Purtroppo direi fraudolentamente (metter su questa infrastruttura costa in server,connessioni,appalti,sub-appalti,concessioni) che genera un bel business per i soliti furbetti del quartiere. Perchè?

Perchè da decenni esiste il formato S/MIME riconosciuto a livello mondiale che fa le stesse cose ed anche meglio.

Non solo permette e garantisce che la mail firmata digitalmente non solo corrrisponda al reale mittente (come per la PEC italiana una certification authority certifica la tua identità ed email ma , cosa che non fa la PEC dei furbetti garantische l’integrità del contenuto trasmesso da A a B senza possibilità che terze parti possano alterarne il contenuto. Se non ci si accontenta ed il destinatario ha il suo certificato S/MIME ci si possono scambiare mail firmate e criptate. Il tutto senza doversi aprire nuove caselle e con una semplice configurazione di pc/smartphone.

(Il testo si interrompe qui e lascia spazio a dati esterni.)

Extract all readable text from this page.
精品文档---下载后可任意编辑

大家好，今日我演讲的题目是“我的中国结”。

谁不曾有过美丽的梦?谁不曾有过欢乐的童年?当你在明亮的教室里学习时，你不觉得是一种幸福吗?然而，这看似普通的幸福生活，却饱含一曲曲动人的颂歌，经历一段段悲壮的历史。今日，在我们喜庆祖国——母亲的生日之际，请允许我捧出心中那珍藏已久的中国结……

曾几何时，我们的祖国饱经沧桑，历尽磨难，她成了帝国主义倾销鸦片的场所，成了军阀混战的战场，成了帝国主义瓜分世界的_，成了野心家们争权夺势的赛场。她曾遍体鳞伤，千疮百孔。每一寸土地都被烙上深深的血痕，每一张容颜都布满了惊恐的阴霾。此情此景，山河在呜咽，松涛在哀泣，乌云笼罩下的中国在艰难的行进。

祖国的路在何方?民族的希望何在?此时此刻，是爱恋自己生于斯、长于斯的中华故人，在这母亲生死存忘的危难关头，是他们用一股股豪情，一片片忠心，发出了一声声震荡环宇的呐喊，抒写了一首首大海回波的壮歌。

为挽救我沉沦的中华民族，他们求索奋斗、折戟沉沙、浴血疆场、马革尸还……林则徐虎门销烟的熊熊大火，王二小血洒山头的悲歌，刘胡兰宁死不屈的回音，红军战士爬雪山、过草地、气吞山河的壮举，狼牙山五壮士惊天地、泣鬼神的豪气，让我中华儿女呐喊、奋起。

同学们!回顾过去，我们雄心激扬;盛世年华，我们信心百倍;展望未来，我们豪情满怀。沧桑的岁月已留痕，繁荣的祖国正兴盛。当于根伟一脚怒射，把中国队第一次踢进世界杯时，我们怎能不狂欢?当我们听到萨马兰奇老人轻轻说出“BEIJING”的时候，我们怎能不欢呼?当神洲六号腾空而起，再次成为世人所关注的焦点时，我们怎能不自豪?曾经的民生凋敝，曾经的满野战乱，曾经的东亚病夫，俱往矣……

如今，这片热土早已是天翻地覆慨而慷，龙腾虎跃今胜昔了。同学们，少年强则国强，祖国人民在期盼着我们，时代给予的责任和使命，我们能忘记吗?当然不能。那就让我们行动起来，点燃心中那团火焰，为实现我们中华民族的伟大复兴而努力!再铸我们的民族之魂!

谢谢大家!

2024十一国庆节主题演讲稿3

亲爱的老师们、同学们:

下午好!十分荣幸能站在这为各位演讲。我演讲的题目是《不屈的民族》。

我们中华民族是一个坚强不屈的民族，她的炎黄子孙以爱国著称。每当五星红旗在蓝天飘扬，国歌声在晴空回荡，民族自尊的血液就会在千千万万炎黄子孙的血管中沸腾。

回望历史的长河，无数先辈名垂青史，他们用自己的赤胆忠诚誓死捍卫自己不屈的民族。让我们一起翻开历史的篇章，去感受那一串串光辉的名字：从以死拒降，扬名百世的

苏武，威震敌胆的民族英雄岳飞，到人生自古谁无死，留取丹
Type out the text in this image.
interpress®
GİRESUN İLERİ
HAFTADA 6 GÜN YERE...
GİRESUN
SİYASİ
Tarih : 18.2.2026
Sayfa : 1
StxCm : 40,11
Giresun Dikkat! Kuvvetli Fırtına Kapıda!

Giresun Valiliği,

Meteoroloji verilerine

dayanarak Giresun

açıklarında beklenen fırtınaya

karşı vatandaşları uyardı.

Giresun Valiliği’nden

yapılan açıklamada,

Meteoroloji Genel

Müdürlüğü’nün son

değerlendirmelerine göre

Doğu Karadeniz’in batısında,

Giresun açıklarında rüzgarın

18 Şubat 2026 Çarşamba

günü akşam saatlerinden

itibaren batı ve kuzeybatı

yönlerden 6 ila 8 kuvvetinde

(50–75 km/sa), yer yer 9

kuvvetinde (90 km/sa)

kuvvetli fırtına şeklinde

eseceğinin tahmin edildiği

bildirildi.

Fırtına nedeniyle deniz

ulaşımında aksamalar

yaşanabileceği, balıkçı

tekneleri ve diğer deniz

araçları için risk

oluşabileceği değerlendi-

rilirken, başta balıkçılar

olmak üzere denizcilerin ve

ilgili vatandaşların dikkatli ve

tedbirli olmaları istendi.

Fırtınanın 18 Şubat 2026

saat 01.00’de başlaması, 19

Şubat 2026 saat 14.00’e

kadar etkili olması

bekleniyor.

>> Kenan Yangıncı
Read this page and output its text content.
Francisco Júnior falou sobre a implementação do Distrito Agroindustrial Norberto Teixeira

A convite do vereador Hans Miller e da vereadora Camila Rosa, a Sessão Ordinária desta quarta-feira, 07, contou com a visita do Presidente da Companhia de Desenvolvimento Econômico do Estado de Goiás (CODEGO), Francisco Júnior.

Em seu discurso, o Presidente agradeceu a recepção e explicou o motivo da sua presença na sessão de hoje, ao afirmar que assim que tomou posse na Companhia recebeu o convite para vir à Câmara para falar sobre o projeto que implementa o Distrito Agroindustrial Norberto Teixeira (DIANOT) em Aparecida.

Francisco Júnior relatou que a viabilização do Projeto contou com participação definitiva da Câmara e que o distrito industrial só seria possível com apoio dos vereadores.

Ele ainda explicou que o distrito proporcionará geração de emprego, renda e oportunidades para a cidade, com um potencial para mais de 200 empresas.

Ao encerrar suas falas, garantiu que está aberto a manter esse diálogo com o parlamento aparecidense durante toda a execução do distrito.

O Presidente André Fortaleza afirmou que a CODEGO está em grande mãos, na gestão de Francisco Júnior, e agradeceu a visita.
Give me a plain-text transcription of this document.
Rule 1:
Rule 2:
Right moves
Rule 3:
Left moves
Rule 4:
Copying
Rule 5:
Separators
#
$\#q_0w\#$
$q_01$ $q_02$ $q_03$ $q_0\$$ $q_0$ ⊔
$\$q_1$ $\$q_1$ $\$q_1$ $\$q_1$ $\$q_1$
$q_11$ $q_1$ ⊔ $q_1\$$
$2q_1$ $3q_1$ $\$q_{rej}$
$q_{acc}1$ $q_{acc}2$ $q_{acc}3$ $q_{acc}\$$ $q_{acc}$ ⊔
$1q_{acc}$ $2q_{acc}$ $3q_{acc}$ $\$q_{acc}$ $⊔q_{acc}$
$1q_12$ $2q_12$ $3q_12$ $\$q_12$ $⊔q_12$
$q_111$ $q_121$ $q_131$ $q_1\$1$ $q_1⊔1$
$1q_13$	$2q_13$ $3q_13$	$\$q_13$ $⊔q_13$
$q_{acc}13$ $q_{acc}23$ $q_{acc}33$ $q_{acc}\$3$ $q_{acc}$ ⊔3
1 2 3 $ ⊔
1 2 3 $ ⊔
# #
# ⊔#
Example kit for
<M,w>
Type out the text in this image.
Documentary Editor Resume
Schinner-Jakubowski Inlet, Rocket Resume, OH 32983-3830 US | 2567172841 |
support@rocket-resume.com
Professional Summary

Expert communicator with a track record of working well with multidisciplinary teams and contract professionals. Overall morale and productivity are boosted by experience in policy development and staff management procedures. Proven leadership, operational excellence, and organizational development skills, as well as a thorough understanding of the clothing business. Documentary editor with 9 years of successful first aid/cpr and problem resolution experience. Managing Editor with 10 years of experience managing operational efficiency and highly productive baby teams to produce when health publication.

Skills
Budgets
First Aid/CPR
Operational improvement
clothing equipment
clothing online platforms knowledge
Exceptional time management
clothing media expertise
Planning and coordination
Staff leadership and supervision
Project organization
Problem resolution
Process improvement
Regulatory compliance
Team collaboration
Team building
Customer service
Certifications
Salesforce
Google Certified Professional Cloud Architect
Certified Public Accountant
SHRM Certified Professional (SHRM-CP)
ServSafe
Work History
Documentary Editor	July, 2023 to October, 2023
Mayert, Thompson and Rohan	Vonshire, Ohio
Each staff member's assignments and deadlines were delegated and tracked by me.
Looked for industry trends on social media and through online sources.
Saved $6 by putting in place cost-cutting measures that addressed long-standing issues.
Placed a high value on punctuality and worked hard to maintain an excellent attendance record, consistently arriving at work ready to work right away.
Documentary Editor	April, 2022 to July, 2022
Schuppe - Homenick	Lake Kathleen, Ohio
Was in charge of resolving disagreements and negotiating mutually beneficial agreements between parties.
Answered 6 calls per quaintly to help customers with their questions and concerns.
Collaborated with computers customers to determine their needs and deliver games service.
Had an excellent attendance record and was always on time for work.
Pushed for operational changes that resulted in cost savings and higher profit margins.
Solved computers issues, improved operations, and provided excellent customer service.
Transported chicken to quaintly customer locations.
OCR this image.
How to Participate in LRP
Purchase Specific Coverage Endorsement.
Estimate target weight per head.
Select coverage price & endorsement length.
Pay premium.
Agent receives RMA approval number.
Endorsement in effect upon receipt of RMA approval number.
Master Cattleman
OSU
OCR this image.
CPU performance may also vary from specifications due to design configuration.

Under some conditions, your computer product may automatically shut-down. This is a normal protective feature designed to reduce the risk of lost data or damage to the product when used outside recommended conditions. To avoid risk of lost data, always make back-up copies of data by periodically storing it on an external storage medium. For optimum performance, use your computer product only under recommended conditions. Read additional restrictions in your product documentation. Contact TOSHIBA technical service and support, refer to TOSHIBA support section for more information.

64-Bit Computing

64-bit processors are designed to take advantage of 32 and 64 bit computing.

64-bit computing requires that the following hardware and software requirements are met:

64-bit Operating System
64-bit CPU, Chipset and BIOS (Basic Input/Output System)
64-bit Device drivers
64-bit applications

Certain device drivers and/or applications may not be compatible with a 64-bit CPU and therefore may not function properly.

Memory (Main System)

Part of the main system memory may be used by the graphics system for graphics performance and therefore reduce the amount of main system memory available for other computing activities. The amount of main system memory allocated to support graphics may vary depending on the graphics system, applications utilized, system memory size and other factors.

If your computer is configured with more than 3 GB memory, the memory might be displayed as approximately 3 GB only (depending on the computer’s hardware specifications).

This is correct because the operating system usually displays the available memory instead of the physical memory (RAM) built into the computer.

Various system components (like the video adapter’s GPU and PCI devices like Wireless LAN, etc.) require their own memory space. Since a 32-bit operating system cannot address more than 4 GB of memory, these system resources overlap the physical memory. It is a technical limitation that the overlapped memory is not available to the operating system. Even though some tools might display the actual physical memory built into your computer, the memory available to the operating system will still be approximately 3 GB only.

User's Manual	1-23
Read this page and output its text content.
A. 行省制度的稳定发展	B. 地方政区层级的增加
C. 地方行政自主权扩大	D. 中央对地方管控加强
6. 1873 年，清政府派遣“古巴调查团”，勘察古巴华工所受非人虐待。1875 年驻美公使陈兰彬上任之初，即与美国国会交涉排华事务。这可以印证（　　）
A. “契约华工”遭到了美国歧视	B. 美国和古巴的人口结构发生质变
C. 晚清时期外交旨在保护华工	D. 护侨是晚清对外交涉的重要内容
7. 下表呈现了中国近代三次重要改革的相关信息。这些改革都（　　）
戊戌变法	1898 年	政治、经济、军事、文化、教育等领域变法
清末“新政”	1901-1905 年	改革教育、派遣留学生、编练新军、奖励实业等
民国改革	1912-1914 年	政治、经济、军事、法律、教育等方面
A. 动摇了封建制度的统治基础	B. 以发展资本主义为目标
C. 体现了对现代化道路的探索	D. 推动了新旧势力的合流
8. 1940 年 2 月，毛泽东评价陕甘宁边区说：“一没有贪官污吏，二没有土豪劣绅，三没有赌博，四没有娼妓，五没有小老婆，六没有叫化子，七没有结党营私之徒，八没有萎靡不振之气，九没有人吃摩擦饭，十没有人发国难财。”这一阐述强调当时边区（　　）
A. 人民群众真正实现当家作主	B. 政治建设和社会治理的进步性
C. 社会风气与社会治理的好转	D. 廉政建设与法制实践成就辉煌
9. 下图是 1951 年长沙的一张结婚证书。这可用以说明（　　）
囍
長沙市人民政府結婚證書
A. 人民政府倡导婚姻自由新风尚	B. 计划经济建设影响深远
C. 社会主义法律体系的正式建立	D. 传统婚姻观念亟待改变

Ahhh come da sempre per le mail (anche non firmate) esiste la richiesta di ricevuta di ritorno il che obbliga il destinatario a cliccare su “ok ricevuta”. Se non ricevi conferma quindi l’ha scartata ma il sistema l’ha comunque consegnata perchè caso contrario tornerebbe indietro al mittente con i dettagli di errore di consegna.

Tutto questo ha non solo valore legale ma è riconosciuto a livello mondiale mentre la PEC fuori dai confini vale quanto una mail di spam.

Esiste poi la possibilità (dopo strettissimi controlli) di diventare tu stesso Certification Authority per i domini che possiedi e rilasciare quindi caselle certificate sotto quel dominio (chessò ai dipendenti) in questo caso diventi a livello gerarchico di poste.it.aruba & Co. Ovvimente il rilascio e la certificazione del dipendente prevede che essendo io il responsabile acquisisca legalmente quanto confermi la sua identità. E ripeto tutto questo vale a livello mondiale.

Riporto da Intternet:

“Qualsiasi utente può disporre di un proprio certificato digitale S/MIME, grazie al quale può firmare le proprie e-mail digitalmente. Firmando digitalmente la propria e-mail, questa e-mail assumerà valore legale.

Infatti, secondo l’Art. 21 del D.Lgs n°82 del 7 Marzo 2005, “Il documento informatico, sottoscritto con firma digitale o con un altro tipo di firma elettronica qualificata, ha l’efficacia prevista dall’articolo 2702 del codice civile“.

Essendo lo standard S/MIME un tipo di firma elettronica qualificata, l’e-mail assume validità legale. Ciò significa che, inviando una e-mail con una firma digitale, quella e-mail potrà essere utilizzata in tribunale se ci dovessero essere eventuali cause legali.”

Facccio mio esempio: la mia email è nome@cognome.net

Firmata digitalmente riporta nome,cognome,email e validità dello stesso certificato (i certificati si rinnovano)

Rilasciata dalla C.A. con mio Nome e Cognome. Altro cha la casellina italianuccia. Ma questo è solo per gli smanettoni 🙂

Spero di aver fatto un pochino di chiarezza su quanto è inutile a spese dei contribuenti inventare l’acqua calda.